A £48 million investment from the Office for Low Emission Vehicles will fund green vehicles and infrastructure to drive forward government plans to clean up the air in towns and cities.

Speaking at the UK Bus Summit, Buses Minister Nusrat Ghani also announced a new partnership with Greener Journeys to reflect the ‘pivotal role’ played by the bus industry in tackling loneliness and social isolation.

The partnership will see companies across the sector pledge to tackle loneliness, including through innovative vehicle design and initiatives to encourage bus passengers to talk to each other.

Buses Minister Nusrat Ghani said: “Buses are far more than a way of getting from A to B. They are a crucial tool in the fight against loneliness and it is good to see the industry taking steps to tackle isolation.
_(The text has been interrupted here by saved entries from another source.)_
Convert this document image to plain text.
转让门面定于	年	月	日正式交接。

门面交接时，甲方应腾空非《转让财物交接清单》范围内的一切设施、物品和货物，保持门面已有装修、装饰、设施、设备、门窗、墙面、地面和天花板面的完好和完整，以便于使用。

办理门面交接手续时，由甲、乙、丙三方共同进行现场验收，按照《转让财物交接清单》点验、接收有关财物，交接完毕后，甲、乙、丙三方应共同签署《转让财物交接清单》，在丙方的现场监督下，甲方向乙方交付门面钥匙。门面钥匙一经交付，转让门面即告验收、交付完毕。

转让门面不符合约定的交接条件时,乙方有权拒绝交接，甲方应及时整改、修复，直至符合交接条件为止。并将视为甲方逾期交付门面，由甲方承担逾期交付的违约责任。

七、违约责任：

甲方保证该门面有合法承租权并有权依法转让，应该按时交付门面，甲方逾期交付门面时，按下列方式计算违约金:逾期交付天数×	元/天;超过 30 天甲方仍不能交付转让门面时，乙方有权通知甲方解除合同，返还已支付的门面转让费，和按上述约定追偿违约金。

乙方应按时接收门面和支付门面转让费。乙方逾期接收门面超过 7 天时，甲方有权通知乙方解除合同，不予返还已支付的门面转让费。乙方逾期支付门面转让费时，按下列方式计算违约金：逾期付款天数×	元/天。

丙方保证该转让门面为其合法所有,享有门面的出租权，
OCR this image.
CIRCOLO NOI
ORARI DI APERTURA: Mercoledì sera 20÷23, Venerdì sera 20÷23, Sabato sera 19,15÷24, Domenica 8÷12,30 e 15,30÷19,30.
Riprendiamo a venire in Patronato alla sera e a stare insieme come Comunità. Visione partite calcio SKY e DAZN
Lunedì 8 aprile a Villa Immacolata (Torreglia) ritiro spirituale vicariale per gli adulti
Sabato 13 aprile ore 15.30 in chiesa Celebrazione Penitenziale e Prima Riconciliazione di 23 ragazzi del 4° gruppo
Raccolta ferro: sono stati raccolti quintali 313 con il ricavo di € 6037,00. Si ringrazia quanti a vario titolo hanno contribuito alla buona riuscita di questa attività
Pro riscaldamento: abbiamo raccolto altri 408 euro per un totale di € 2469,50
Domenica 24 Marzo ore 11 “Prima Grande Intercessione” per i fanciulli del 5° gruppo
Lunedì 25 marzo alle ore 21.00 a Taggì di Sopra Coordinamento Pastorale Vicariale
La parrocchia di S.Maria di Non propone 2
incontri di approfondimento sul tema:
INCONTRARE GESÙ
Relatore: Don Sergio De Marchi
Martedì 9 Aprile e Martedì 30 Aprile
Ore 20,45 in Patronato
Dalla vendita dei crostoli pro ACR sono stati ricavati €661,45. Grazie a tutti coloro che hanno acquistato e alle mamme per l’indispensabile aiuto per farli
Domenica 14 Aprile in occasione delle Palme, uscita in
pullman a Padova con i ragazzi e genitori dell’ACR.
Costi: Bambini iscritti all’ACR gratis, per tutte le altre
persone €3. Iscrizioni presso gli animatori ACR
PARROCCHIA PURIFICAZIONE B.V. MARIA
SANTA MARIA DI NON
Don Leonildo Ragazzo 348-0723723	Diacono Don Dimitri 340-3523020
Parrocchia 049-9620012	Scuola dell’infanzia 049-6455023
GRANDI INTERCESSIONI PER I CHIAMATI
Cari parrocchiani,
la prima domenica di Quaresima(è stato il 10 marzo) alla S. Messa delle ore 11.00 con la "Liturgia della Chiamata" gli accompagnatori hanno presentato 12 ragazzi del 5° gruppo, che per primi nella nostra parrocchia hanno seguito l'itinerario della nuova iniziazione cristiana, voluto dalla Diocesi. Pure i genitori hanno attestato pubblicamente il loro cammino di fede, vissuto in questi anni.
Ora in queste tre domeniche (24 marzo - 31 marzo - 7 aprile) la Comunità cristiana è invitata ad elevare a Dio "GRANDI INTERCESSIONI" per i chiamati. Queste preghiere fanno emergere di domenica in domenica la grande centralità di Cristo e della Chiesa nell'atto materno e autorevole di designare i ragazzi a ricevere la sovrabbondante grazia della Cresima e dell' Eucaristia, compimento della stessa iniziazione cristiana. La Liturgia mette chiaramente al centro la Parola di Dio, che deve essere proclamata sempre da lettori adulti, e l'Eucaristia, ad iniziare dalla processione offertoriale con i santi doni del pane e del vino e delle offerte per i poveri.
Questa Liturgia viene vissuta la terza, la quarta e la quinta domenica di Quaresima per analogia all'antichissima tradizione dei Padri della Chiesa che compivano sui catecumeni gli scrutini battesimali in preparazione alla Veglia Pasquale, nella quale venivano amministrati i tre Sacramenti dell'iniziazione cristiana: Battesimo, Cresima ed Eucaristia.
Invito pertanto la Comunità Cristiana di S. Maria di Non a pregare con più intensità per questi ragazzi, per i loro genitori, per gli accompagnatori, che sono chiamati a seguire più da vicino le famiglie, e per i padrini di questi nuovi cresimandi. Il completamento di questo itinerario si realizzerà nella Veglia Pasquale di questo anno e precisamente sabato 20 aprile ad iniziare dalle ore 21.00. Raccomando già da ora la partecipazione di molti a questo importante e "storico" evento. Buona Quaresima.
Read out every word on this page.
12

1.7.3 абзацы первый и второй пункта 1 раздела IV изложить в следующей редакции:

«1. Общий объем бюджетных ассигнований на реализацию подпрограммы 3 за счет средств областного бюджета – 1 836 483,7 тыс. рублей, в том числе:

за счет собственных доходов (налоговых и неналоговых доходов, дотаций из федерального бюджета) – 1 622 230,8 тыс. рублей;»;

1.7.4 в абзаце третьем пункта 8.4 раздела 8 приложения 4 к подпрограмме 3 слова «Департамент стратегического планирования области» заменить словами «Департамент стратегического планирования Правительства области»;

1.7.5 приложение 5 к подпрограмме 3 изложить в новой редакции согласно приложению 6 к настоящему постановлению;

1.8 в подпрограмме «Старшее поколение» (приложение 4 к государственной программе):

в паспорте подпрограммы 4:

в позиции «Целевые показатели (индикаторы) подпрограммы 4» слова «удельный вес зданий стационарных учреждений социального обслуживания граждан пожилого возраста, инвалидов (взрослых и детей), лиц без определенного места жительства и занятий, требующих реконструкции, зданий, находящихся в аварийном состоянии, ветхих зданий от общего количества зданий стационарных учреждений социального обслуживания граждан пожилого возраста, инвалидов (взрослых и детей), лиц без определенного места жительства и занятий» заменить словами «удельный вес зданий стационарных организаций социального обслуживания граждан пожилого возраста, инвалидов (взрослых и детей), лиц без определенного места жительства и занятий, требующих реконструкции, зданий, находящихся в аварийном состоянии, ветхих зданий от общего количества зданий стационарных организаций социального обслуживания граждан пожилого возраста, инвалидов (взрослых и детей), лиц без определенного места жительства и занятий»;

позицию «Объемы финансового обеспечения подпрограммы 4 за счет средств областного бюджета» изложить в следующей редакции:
“This government is doing more than ever before to reduce emissions across all modes of transport and I’m delighted to see the bus industry putting itself at the forefront of this.

Nineteen successful bidders across England and Wales will receive funding to purchase new low emission buses and supporting infrastructure, such as charge points.

The fundings is part of the government’s £1.5 billion Road to Zero strategy published last year.

Claire Haigh, Chief Executive, Greener Journeys, said: “We’re delighted to be partnering with the government to tackle the epidemic of loneliness affecting millions of people in the UK. Research from Greener Journeys shows that a third of people in Britain go at least a day a week without speaking to anyone – not a friend, colleague or family member.

“Buses play a vital role in facilitating social connections among the most vulnerable people, who rely on them to take them to visit friends and family. It’s fantastic to see the industry come together to launch such a brilliant range of initiatives to address the problem of loneliness.”